We simulate data for an experiment with the following design:

-   Six biological replicates (plates), indexed by $p = 1, 2, \dots, 6$.

-   Three technical replicates (wells) per treatment per plate, indexed
    by $t = 1, 2, 3$.

-   30 cells per well.

-   Seven treatment groups ($t = \{1, \dots, 7\}$) with fixed effects
    $\delta_t = [-0.4, -0.2, -0.1, 0, 0.1, 0.2, 0.4]$.

-   Biological replicate variability: $\sigma_{\text{bio}} = 0.1$.
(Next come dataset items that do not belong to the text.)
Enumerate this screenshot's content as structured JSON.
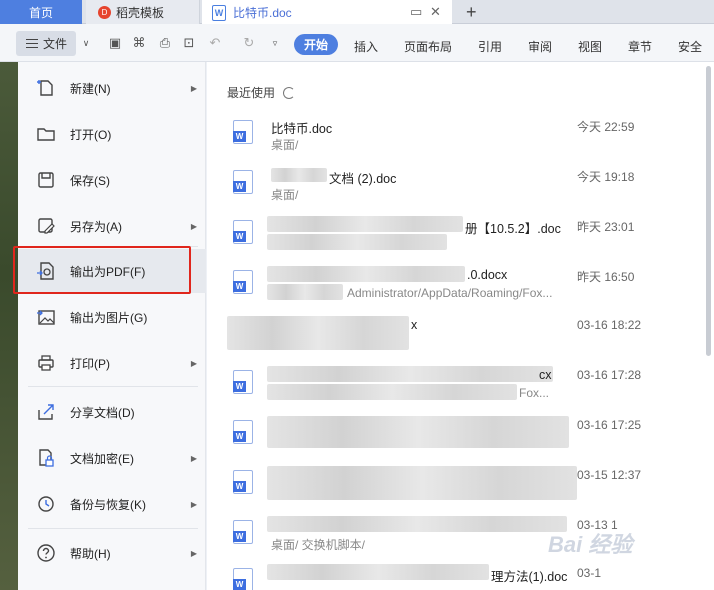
{
  "tabs": {
    "home": "首页",
    "template": "稻壳模板",
    "template_logo": "D",
    "doc": "比特币.doc",
    "doc_icon": "W",
    "new_tab": "+"
  },
  "toolbar": {
    "file_label": "文件",
    "start": "开始",
    "menus": [
      "插入",
      "页面布局",
      "引用",
      "审阅",
      "视图",
      "章节",
      "安全"
    ]
  },
  "file_menu": {
    "items": [
      {
        "label": "新建(N)",
        "icon": "new-file-icon",
        "arrow": true
      },
      {
        "label": "打开(O)",
        "icon": "folder-icon",
        "arrow": false
      },
      {
        "label": "保存(S)",
        "icon": "save-icon",
        "arrow": false
      },
      {
        "label": "另存为(A)",
        "icon": "save-as-icon",
        "arrow": true
      },
      {
        "label": "输出为PDF(F)",
        "icon": "export-pdf-icon",
        "arrow": false,
        "active": true
      },
      {
        "label": "输出为图片(G)",
        "icon": "export-image-icon",
        "arrow": false
      },
      {
        "label": "打印(P)",
        "icon": "printer-icon",
        "arrow": true
      },
      {
        "label": "分享文档(D)",
        "icon": "share-icon",
        "arrow": false
      },
      {
        "label": "文档加密(E)",
        "icon": "lock-doc-icon",
        "arrow": true
      },
      {
        "label": "备份与恢复(K)",
        "icon": "backup-icon",
        "arrow": true
      },
      {
        "label": "帮助(H)",
        "icon": "help-icon",
        "arrow": true
      }
    ]
  },
  "recent": {
    "title": "最近使用",
    "files": [
      {
        "name": "比特币.doc",
        "path": "桌面/",
        "time": "今天 22:59"
      },
      {
        "name": "文档 (2).doc",
        "path": "桌面/",
        "time": "今天 19:18"
      },
      {
        "name": "册【10.5.2】.doc",
        "path": "",
        "time": "昨天 23:01"
      },
      {
        "name": ".0.docx",
        "path": "Administrator/AppData/Roaming/Fox...",
        "time": "昨天 16:50"
      },
      {
        "name": "x",
        "path": "",
        "time": "03-16 18:22"
      },
      {
        "name": "cx",
        "path": "Fox...",
        "time": "03-16 17:28"
      },
      {
        "name": "",
        "path": "",
        "time": "03-16 17:25"
      },
      {
        "name": "",
        "path": "",
        "time": "03-15 12:37"
      },
      {
        "name": "",
        "path": "桌面/ 交换机脚本/",
        "time": "03-13 1"
      },
      {
        "name": "理方法(1).doc",
        "path": "",
        "time": "03-1"
      }
    ]
  },
  "watermark": "Bai 经验"
}
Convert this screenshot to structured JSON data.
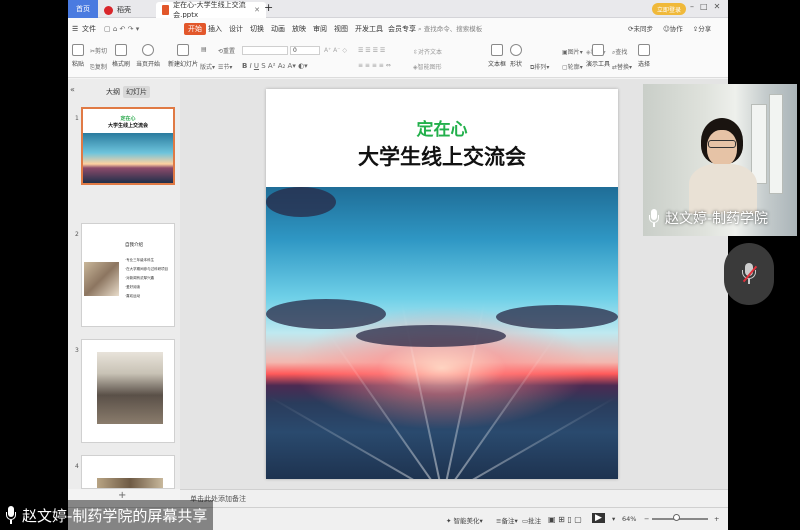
{
  "tabs": {
    "home": "首页",
    "daoke": "稻壳",
    "document": "定在心-大学生线上交流会.pptx",
    "login": "立即登录"
  },
  "menu": {
    "file": "文件",
    "start": "开始",
    "insert": "插入",
    "design": "设计",
    "transition": "切换",
    "animation": "动画",
    "slideshow": "放映",
    "review": "审阅",
    "view": "视图",
    "developer": "开发工具",
    "member": "会员专享",
    "search": "查找命令、搜索模板",
    "sync": "未同步",
    "collab": "协作",
    "share": "分享"
  },
  "ribbon": {
    "paste": "粘贴",
    "cut": "剪切",
    "copy": "复制",
    "format_painter": "格式刷",
    "start_from_current": "当页开始",
    "new_slide": "新建幻灯片",
    "layout": "版式",
    "section": "节",
    "reset": "重置",
    "font_size_value": "0",
    "text_box": "文本框",
    "shape": "形状",
    "arrange": "排列",
    "outline": "轮廓",
    "picture": "图片",
    "fill": "填充",
    "find": "查找",
    "replace": "替换",
    "select": "选择",
    "presentation_tool": "演示工具",
    "smart_shape": "智能图形",
    "text_align": "对齐文本"
  },
  "left_panel": {
    "outline_tab": "大纲",
    "slides_tab": "幻灯片",
    "slide_numbers": [
      "1",
      "2",
      "3",
      "4"
    ],
    "thumb1_title1": "定在心",
    "thumb1_title2": "大学生线上交流会",
    "thumb2_title": "自我介绍",
    "thumb2_items": [
      "·专业三年级本科生",
      "·在大学期间参与过科研项目",
      "·对新闻有浓厚兴趣",
      "·爱好阅读",
      "·喜欢运动"
    ],
    "add_icon": "+"
  },
  "slide": {
    "title1": "定在心",
    "title2": "大学生线上交流会"
  },
  "notes": {
    "placeholder": "单击此处添加备注"
  },
  "status": {
    "smart_beautify": "智能美化",
    "notes": "备注",
    "comments": "批注",
    "zoom": "64%",
    "minus": "−",
    "plus": "+"
  },
  "video": {
    "name": "赵文婷-制药学院"
  },
  "share": {
    "label": "赵文婷-制药学院的屏幕共享"
  },
  "colors": {
    "accent_orange": "#e2572b",
    "title_green": "#22b04b",
    "tab_blue": "#4a7be0"
  }
}
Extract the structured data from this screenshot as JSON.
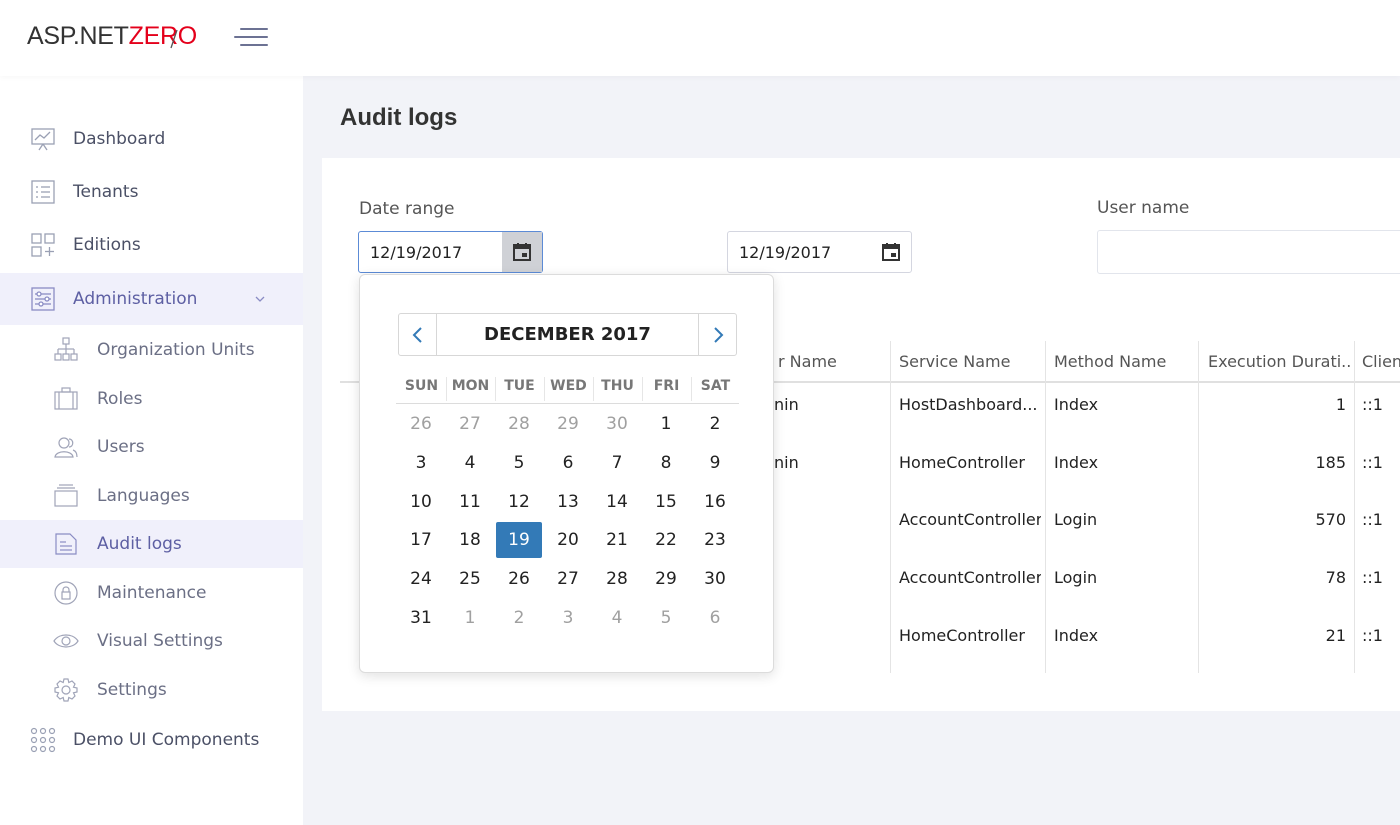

-   Technical replicate variability: $\sigma_{\text{tech}} = 0.05$.

## Model specification

### Setting $\alpha_p$

Plate-specific batch effects are modeled by drawing the plate offset
$\alpha_p$ from a normal distribution:

$$
\alpha_p \sim \text{Normal}(1.7, 0.1)
$$

Here, $\alpha_p$ represents the log-transformed mean velocity of the
control treatment on plate $p$. The mean (1.7) and standard deviation
(0.1) are chosen based on experimental data. If batch effects are
minimal, the standard deviation can be set to a smaller value (e.g.,
0.01).

### Setting $\kappa_w$

The velocities in each well are gamma distributed, and the gamma
distribution is defined by a rate and shape parameter. The shape
parameter for well $w$, $\kappa_w$, controls the form or skewness of the
distribution and, to some extent, the variability in the data.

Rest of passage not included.